Henry Ford knew what customers want. “Order your Model A in any color you want,” Ford is said to have declared, “as long as it’s black.”
Remember Trump Vodka? Trump Airlines? Trump Mortgage? You’re not alone. These are but a few examples of The Donald failing to understand what customers want.
“We want our music portable, on a pocket-sized device, and we don’t want to pay more than 99 cents per song,” consumers told Apple CEO Steve Jobs. Wait. What? In fact, it was Jobs who, with the invention of the iPod, told customers what they wanted even before they knew they wanted it.
Do customers know what they want or do you have to tell them? Knowing what customers want, what customers need, is a tricky business. But if you look at the research, you’ll see certain attributes common to effectively managing the customer experience no matter what business you’re in.
Studies show that customers care about 5 things in their customer service experience no matter the product or service:
Quality, Not Seconds, Count
Yes, customers don’t like having their time squandered when dealing with a problem with a product or service they purchased. But what customers really care about is a great customer service experience – even if it takes a little longer.

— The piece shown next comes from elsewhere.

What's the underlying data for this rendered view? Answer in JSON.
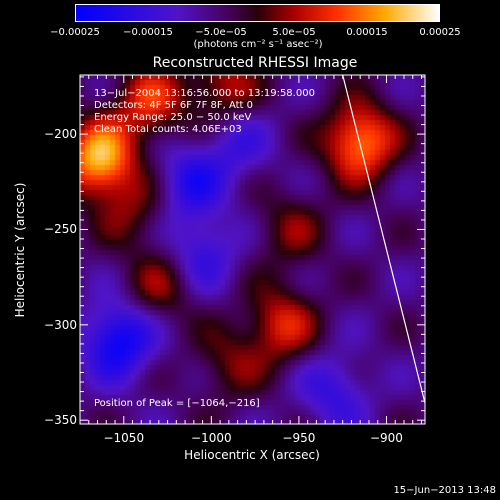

RightNow’s Customer Experience Impact Report (2010) demonstrates the point. 85 percent of respondents to their survey said they would pay as much as 25 percent more to ensure a superior customer service experience. Some 40 percent of consumers switched to a competitor’s product because of its reputation for great customer service. Very few people, if any, said something like, “The customer service sucked but I was taken care of quickly.”
It’s All About the Attitude
Employee attitudes are often key to giving customers what they want. A Gallup study showed that “lasting (“loyal”) relationships result from the culmination of regular contacts between customers and companies – and the net result of these ongoing interactions is an emotional connection that represents the bond between the customer and the company.”

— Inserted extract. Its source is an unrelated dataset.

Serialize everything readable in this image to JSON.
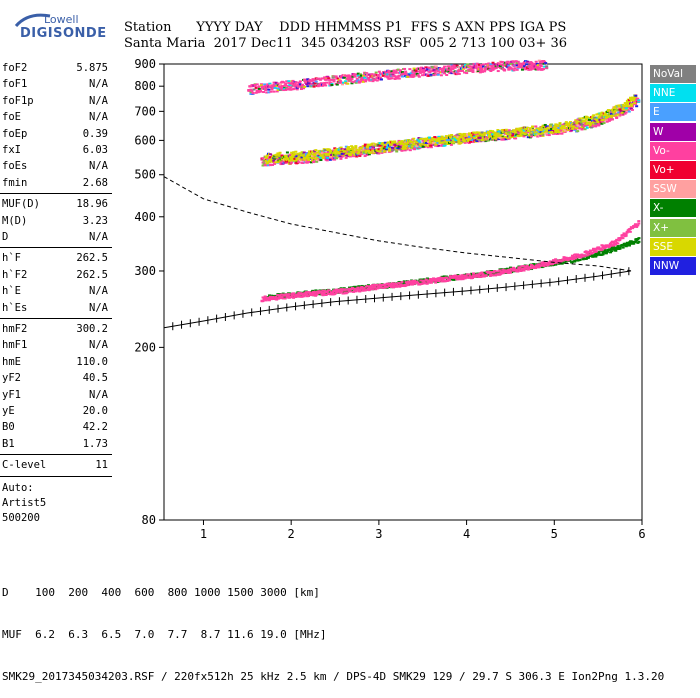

What customers want is a great customer service experience – even if it takes a little longer or costs a little more. “The speed of an individual interaction is far less relevant than its ability to cement the emotional attachment that the customer feels to the company,” Gallup’s research shows.
What’s in Your Loyalty Program?
In their research into loyalty programs, Joseph C. Nunes and Xavier Drèze discovered what they called the Endowed Progress Effect or ‘artificial advancement.’ In short, if you give your customers a head start in your loyalty program, they will be more loyal.
The study tested two loyalty programs: one where eight stamps were needed to get a free car wash; and another where 10 stamps were needed to get a free wash BUT customers were given two free stamps toward the goal. Either way, a free car wash required eight visits but, by a margin of nearly two to one (34 percent vs. 19 percent) customers completed their cards if they got the two stamp bonus.
The other factor affecting customer loyalty is ‘status.’ It’s great to be a gold or platinum member of a loyalty program but, Nunes and Drèze discovered, it’s just as important that your ranking infer that your status is above others in the program. In other words, precious metal status is relatively meaningless unless there’s some copper or bronze bonehead beneath you.
You want customer loyalty, your customers want ease and status.
Goodwill, AKA the Wow Factor
Social psychologists sometimes refer to reciprocity: When a person is the benefactor of a small, unexpected act of kindness they often respond in kind and then some.
If your employees exceed your customer expectations with a simple, random act of kindness – a “frugal wow,” the goodwill it generates can improve your bottom line in spades. It doesn’t take much, something as simple as a can of Coca-Cola can make your customers raving fans.
Can a mint—and we’re talking breath freshener here, not the place they make coins—increase revenues by nearly 25 percent? Yes, when it demonstrates how personalized you make your customers’ experiences. A 2006 study published in the Journal of Applied Psychology proves the point.
Customers don’t just love a personalized customer service experience, they adore it and they will reward it with increased revenues. Hint: It’s not the mints. It’s the way they were presented to diners in the study. It’s the way this small gesture (made twice in this case) says, ‘I really care about your customer service experience.’